Members of a conservation group asked questions on AMP's policy towards land clearance on its cattle ranch investments. Most shareholders hissed and groaned at them, but Mr Wallis and his fellow directors paid close attention.
The election of directors was another contentious issue. Seven directors have resigned since the beginning of the year, and five existing directors - four of whom were appointed in the past few months - were up for re-election.
Also standing, without board support, was a 30-year-old financial journalist. He had no chance of being elected, but managed to attract nearly 67 million votes. This support indicates the level of discontent among AMP shareholders.
The election of directors highlighted the insignificance of New Zealand in AMP's world. Only Contact Energy has more New Zealand shareholders, yet none of the AMP directors are from this side of the Tasman nor was there any mention of the group's growth prospects in New Zealand.
After the marathon meeting, directors, executives and shareholders stood around and chatted over tea and sandwiches. The mood was subdued but there was a general feeling that AMP's worst days were over and its share price would stage a slow but steady recovery.

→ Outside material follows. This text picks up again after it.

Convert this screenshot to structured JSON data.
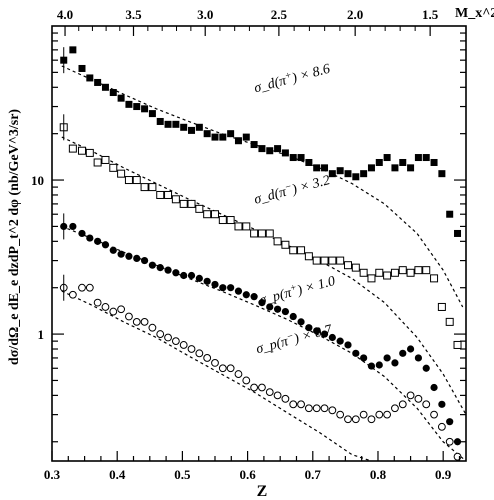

While on the topic of AMP, the announcement that AMP NZ Office Trust is going ahead with its 34-storey office block on Auckland's waterfront has not been greeted with enthusiasm by all unit holders.

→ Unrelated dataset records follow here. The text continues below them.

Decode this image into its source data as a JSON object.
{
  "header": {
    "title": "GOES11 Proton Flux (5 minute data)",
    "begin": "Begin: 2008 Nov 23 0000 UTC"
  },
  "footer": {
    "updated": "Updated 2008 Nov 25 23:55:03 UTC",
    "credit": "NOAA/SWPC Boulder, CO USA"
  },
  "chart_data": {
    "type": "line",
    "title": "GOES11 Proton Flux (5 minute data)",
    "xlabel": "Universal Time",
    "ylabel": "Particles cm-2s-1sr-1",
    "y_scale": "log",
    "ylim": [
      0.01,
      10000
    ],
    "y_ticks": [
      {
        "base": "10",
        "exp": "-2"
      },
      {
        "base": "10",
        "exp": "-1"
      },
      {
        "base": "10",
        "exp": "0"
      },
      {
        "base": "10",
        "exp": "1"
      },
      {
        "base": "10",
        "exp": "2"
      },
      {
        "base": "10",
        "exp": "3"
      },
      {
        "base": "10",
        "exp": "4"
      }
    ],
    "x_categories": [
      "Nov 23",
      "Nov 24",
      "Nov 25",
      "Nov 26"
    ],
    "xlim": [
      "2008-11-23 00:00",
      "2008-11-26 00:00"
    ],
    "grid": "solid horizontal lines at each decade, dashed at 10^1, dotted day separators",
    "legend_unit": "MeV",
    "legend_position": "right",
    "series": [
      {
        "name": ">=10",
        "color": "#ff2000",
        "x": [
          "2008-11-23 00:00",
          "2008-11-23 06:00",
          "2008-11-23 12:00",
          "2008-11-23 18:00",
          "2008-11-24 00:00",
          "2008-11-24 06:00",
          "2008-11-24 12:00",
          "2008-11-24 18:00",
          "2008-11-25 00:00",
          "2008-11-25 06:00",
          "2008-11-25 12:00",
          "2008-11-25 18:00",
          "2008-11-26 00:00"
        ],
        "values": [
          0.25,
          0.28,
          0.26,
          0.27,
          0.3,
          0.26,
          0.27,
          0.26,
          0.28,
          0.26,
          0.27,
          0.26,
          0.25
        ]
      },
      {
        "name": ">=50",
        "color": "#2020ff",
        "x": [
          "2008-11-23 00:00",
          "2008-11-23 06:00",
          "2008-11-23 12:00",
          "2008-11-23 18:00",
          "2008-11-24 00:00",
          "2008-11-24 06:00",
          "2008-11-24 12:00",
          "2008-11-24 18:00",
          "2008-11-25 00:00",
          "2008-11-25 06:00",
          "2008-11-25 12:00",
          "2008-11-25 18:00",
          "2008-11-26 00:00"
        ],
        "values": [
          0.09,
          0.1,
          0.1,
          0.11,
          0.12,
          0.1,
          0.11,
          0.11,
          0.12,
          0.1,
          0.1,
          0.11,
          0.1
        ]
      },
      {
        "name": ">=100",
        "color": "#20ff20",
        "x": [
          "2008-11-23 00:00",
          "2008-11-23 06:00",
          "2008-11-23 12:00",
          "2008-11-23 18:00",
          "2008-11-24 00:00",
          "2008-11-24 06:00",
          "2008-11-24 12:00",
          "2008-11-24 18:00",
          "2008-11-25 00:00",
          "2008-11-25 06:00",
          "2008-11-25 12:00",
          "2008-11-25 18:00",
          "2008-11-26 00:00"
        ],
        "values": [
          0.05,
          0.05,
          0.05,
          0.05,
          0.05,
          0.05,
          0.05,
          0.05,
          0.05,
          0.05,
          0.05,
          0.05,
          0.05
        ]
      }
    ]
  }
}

When the trust was listed in December 1997 it was seen as a property investor owning prime commercial buildings with a high occupancy rate.

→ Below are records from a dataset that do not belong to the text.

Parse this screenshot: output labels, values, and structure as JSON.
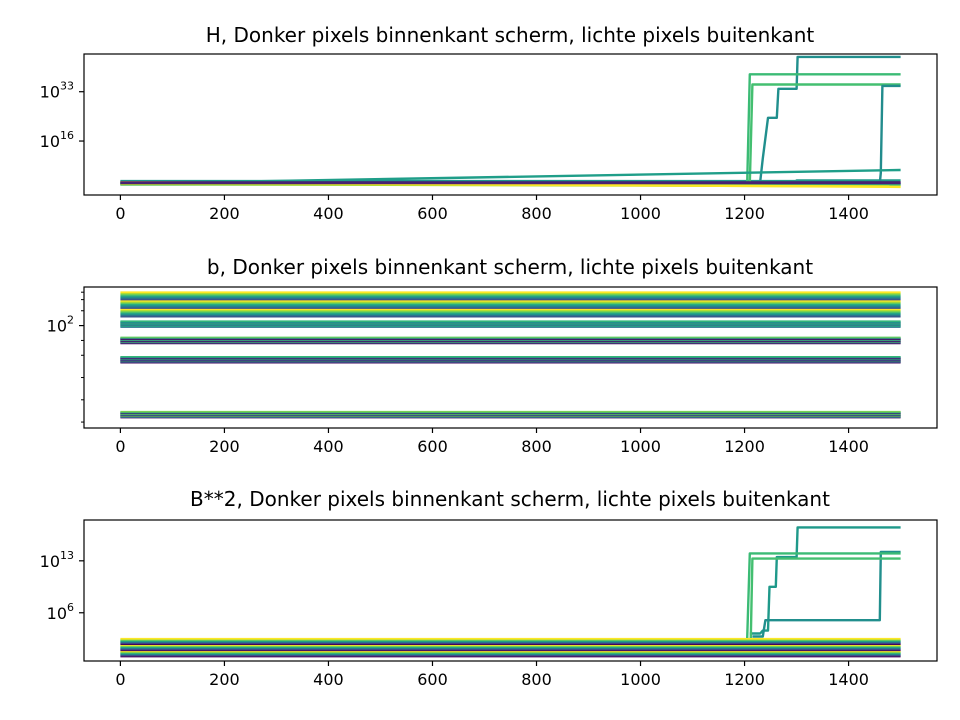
{
  "chart_data": [
    {
      "type": "line",
      "title": "H,  Donker pixels binnenkant scherm, lichte pixels buitenkant",
      "xlabel": "",
      "ylabel": "",
      "xlim": [
        -70,
        1570
      ],
      "xticks": [
        0,
        200,
        400,
        600,
        800,
        1000,
        1200,
        1400
      ],
      "yscale": "log",
      "ylim_log10": [
        -2.6,
        46
      ],
      "yticks": [
        {
          "label": "10",
          "exp": "33",
          "log10": 33
        },
        {
          "label": "10",
          "exp": "16",
          "log10": 16
        }
      ],
      "grid": false,
      "legend": "none",
      "series_log10": [
        {
          "color": "#1f998a",
          "points": [
            [
              0,
              2.2
            ],
            [
              1300,
              2.2
            ],
            [
              1300,
              2.4
            ],
            [
              1500,
              2.4
            ]
          ]
        },
        {
          "color": "#218f8d",
          "points": [
            [
              0,
              2.0
            ],
            [
              1230,
              2.0
            ],
            [
              1235,
              10
            ],
            [
              1245,
              24
            ],
            [
              1262,
              24
            ],
            [
              1265,
              34
            ],
            [
              1300,
              34
            ],
            [
              1302,
              45
            ],
            [
              1500,
              45
            ]
          ]
        },
        {
          "color": "#3bbb75",
          "points": [
            [
              0,
              1.6
            ],
            [
              1205,
              1.6
            ],
            [
              1210,
              39
            ],
            [
              1500,
              39
            ]
          ]
        },
        {
          "color": "#44bf70",
          "points": [
            [
              0,
              1.4
            ],
            [
              1210,
              1.4
            ],
            [
              1215,
              35.5
            ],
            [
              1500,
              35.5
            ]
          ]
        },
        {
          "color": "#22a785",
          "points": [
            [
              0,
              1.1
            ],
            [
              1225,
              1.1
            ],
            [
              1500,
              1.1
            ]
          ]
        },
        {
          "color": "#228c8d",
          "points": [
            [
              0,
              1.5
            ],
            [
              1460,
              1.5
            ],
            [
              1462,
              5
            ],
            [
              1465,
              35
            ],
            [
              1500,
              35
            ]
          ]
        },
        {
          "color": "#1f9e89",
          "points": [
            [
              0,
              1.3
            ],
            [
              1500,
              6.0
            ]
          ]
        },
        {
          "color": "#35b779",
          "points": [
            [
              0,
              1.0
            ],
            [
              1500,
              1.0
            ]
          ]
        },
        {
          "color": "#b5de2b",
          "points": [
            [
              0,
              1.2
            ],
            [
              1500,
              0.4
            ]
          ]
        },
        {
          "color": "#fde725",
          "points": [
            [
              0,
              1.8
            ],
            [
              1500,
              0.2
            ]
          ]
        },
        {
          "color": "#481a6c",
          "points": [
            [
              0,
              1.7
            ],
            [
              1500,
              1.7
            ]
          ]
        },
        {
          "color": "#482173",
          "points": [
            [
              0,
              1.5
            ],
            [
              1500,
              1.5
            ]
          ]
        }
      ]
    },
    {
      "type": "line",
      "title": "b,  Donker pixels binnenkant scherm, lichte pixels buitenkant",
      "xlabel": "",
      "ylabel": "",
      "xlim": [
        -70,
        1570
      ],
      "xticks": [
        0,
        200,
        400,
        600,
        800,
        1000,
        1200,
        1400
      ],
      "yscale": "log",
      "ylim_log10": [
        0.62,
        2.52
      ],
      "yticks": [
        {
          "label": "10",
          "exp": "2",
          "log10": 2
        }
      ],
      "grid": false,
      "legend": "none",
      "bands": [
        {
          "from": 2.12,
          "to": 2.45,
          "colors": [
            "#3b528b",
            "#2c728e",
            "#21918c",
            "#28ae80",
            "#5ec962",
            "#addc30",
            "#fde725"
          ]
        },
        {
          "from": 1.98,
          "to": 2.06,
          "colors": [
            "#31688e",
            "#26828e",
            "#1f9e89",
            "#35b779"
          ]
        },
        {
          "from": 1.76,
          "to": 1.84,
          "colors": [
            "#440154",
            "#472d7b",
            "#3b528b",
            "#21918c",
            "#5ec962"
          ]
        },
        {
          "from": 1.5,
          "to": 1.58,
          "colors": [
            "#440154",
            "#482878",
            "#3e4989",
            "#26828e",
            "#35b779"
          ]
        },
        {
          "from": 0.76,
          "to": 0.84,
          "colors": [
            "#440154",
            "#414487",
            "#2a788e",
            "#22a884",
            "#7ad151"
          ]
        }
      ]
    },
    {
      "type": "line",
      "title": "B**2,  Donker pixels binnenkant scherm, lichte pixels buitenkant",
      "xlabel": "",
      "ylabel": "",
      "xlim": [
        -70,
        1570
      ],
      "xticks": [
        0,
        200,
        400,
        600,
        800,
        1000,
        1200,
        1400
      ],
      "yscale": "log",
      "ylim_log10": [
        -0.5,
        18.5
      ],
      "yticks": [
        {
          "label": "10",
          "exp": "13",
          "log10": 13
        },
        {
          "label": "10",
          "exp": "6",
          "log10": 6
        }
      ],
      "grid": false,
      "legend": "none",
      "band": {
        "from": 0.1,
        "to": 2.5,
        "colors": [
          "#440154",
          "#46327e",
          "#365c8d",
          "#277f8e",
          "#1fa187",
          "#4ac16d",
          "#a0da39",
          "#fde725"
        ]
      },
      "series_log10": [
        {
          "color": "#1f998a",
          "points": [
            [
              1210,
              3.2
            ],
            [
              1230,
              3.2
            ],
            [
              1235,
              3.6
            ],
            [
              1245,
              3.6
            ],
            [
              1248,
              9.5
            ],
            [
              1260,
              9.5
            ],
            [
              1262,
              13.5
            ],
            [
              1300,
              13.5
            ],
            [
              1302,
              17.5
            ],
            [
              1500,
              17.5
            ]
          ]
        },
        {
          "color": "#218f8d",
          "points": [
            [
              1215,
              2.8
            ],
            [
              1235,
              2.8
            ],
            [
              1240,
              5.0
            ],
            [
              1460,
              5.0
            ],
            [
              1462,
              14.2
            ],
            [
              1500,
              14.2
            ]
          ]
        },
        {
          "color": "#3bbb75",
          "points": [
            [
              1205,
              2.6
            ],
            [
              1210,
              14.0
            ],
            [
              1500,
              14.0
            ]
          ]
        },
        {
          "color": "#44bf70",
          "points": [
            [
              1212,
              2.6
            ],
            [
              1215,
              13.3
            ],
            [
              1500,
              13.3
            ]
          ]
        }
      ]
    }
  ]
}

Although the prospectus indicated the trust would look at development proposals, an independent report by Richard Ellis stated "we estimate that rentals required to justify new construction of prime office space will average in the region of $340 (lower floors) to $425 (top floor) per square metre."
As the latest shareholder letter from Kiwi Development Trust indicates that the current market rental for prime buildings is in the $177 to $301 square metre range, AMP's new project appears to be inconsistent with the prospectus report.
Kiwi is also predicting a flat rental market over the next few years.
AMP NZ Office Trust's Quay St development highlights the inadequacies of the trust structure. These are:
Unit holders have no say over the appointment of directors and no influence over the decisions of a trust. A trust can proceed with a big development without requiring the approval of unit holders;
AMP is paid a management fee of 0.75 per cent on the gross value of the assets, regardless of the trust's profit performance. Based on a total development cost of $147.4 million, AMP will receive $1.1 million per annum for managing the building regardless of whether it is 50 per cent or 100 per cent leased.
The managers' remuneration package, which is based on asset growth rather than profitability, does not necessarily coincide with the best interests of unit holders.
The preferred situation would have been for AMP to undertake the development and to sell the building to AMP NZ Office Trust when it was finished and fully leased.
Another alternative would have been for AMP to put the new development into a separate trust and give the Office Trust unit holders an option to participate in this new trust. This is the option Kiwi Income Property Trust chose for its Royal & SunAlliance building in Shortland St.
The development will increase the trust's risk profile. Development companies - Kiwi Development Trust and Trans Tasman's Australian Growth Properties are two examples - are normally priced at a bigger discount to net asset backing than property investment groups.
Paul Batchelor told AMP shareholders in Melbourne that one of the group's biggest priorities was to create wealth for its clients. He should pass on this message to his New Zealand operations.
AMP NZ Office Trust is already trading well below its $1 per unit issue price, and the Quay St development could place further downside pressure on its sharemarket performance.
Disclosure of interest: Brian Gaynor is an AMP shareholder.